Gibson, Elizabeth A., Junhui Zhang, Jingkai Yan, Lawrence Chillrud, Jaime Benavides, Yanelli Nunez, Julie B. Herbstman, Jeff Goldsmith, John Wright, and Marianthi-Anna Kioumourtzoglou. “Principal component pursuit for pattern identification in environmental mixtures.” Environmental Health Perspectives 130, no. 11 (2022): 117008.

Tao, Rachel H., Lawrence G. Chillrud, Yanelli Nunez, Sebastian T. Rowland, Amelia K. Boehme, Jingkai Yan, Jeff Goldsmith, John Wright, and Marianthi-Anna Kioumourtzoglou. “Applying principal component pursuit to investigate the association between source-specific fine particulate matter and myocardial infarction hospitalizations in New York City.” Environmental Epidemiology 7 (2), (2023).

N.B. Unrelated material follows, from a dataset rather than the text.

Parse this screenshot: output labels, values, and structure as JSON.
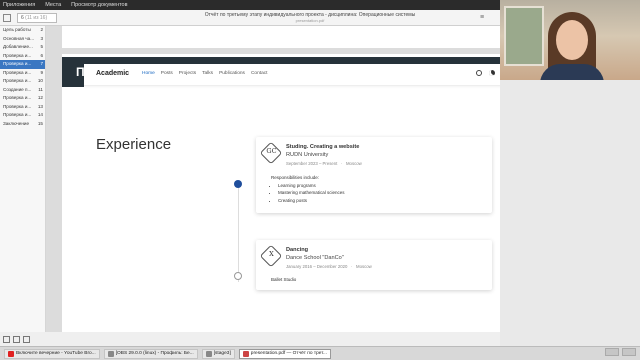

Wu, Haotian, Vrinda Kalia, Katherine E. Manz, Lawrence Chillrud, Nathalie Hoffmann Dishon, Gabriela L. Jackson, Christian K. Dye, Raoul Orvieto, Adva Aizer, Hagai Levine, Marianthi-Anna Kioumourtzoglou, Kurt D. Pennell, Andrea A. Baccarelli, and Ronit Machtinger. “Exposome Profiling of Environmental Pollutants in Seminal Plasma and Novel Associations with Semen Parameters.” Environmental Science & Technology, 58 (31), (2024): 13594-13604.

Benavides, Jaime, Sabah Usmani, Vijay Kumar, and Marianthi-Anna Kioumourtzoglou. “Development of a community severance index for urban areas in the United States: A case study in New York City.” Environment International, 185, (2024): 108526.